In 2009, the lirai Wasahi II, 69 years old, abdicated in favour of his son, Kira, 41. On April 14th, the heir was crowned as lirai Kira II. The environmentalist Parti Muktye Raun ("Party of Green Freedom") surprisingly won the elections, surpassing the Parti Haima and the forecasted winner, Parti Majuwe. But, to have the absolute majority in the Haimauman, PMR had to make alliances with other parties with different programs, like the leftist PH and the Islamic PRI.
For 2010 on, Aswini Ruikawahi of PMR was chosen as prime minister promising to focus on social measures, public transportation and environment. The construction of the nuclear power plant was defenitively cancelled and the government decided to invest in alternative sources of energy such as wind and solar. The global crisis in the following years, however, and the internal opposition, chiefly of PM and PT, frustrated the government policy. High unemployment, growing inflation and negative GDP growth in 2012 reduced the popularity of Ruikawahi’s government.
After the Summit of Purikali in 2011, the international organisation FICT – the Forum for International Cooperation and Trade had been created, congregating small countries all over the world. Despite the failure of the first General Assembly in 2012, a group of remaining members decided to rebuild the organisation and a new summit was organised in Yukland in the same year, chaired by Kaupelanese ambassador Isbel Kurataata.
In 2014, after 20 years, Parti Majuwe returned to the government with Sindi Wisnumatan as prime minister, in a coalition with Parti Tana.

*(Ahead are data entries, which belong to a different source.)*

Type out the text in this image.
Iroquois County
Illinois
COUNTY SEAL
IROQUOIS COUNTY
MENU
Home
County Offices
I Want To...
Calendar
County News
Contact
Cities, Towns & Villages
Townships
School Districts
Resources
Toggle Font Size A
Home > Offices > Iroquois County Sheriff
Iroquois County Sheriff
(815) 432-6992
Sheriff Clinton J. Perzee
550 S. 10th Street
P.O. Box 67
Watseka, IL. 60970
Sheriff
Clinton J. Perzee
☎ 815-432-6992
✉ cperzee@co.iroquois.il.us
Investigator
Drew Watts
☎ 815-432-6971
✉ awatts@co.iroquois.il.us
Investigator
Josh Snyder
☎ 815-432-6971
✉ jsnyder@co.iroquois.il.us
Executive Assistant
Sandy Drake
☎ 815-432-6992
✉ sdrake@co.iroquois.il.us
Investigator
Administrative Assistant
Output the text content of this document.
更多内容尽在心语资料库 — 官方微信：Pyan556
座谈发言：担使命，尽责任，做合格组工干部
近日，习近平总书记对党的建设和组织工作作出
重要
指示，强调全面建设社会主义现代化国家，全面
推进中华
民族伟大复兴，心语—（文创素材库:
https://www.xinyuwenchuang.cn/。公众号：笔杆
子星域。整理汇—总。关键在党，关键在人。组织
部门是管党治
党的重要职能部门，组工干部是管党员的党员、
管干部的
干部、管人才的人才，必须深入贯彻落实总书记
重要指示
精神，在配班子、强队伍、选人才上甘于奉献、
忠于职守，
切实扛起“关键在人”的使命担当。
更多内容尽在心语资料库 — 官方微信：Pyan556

The new government focused primarily in the economic growth instead of social and environmental issues of the previous government, and reduced taxes and government expenditures.
The former king Wasahi II passed away in February 2014 and was buried in a funeral attended by several foreign leaders.
In the election of 2017, with the Parliament reduced to 74 seats, the government coalition -- PM, Parti Werweru (former PRI) and PDK -- remains majority and Sindi Wisnumatan remains as prime minister.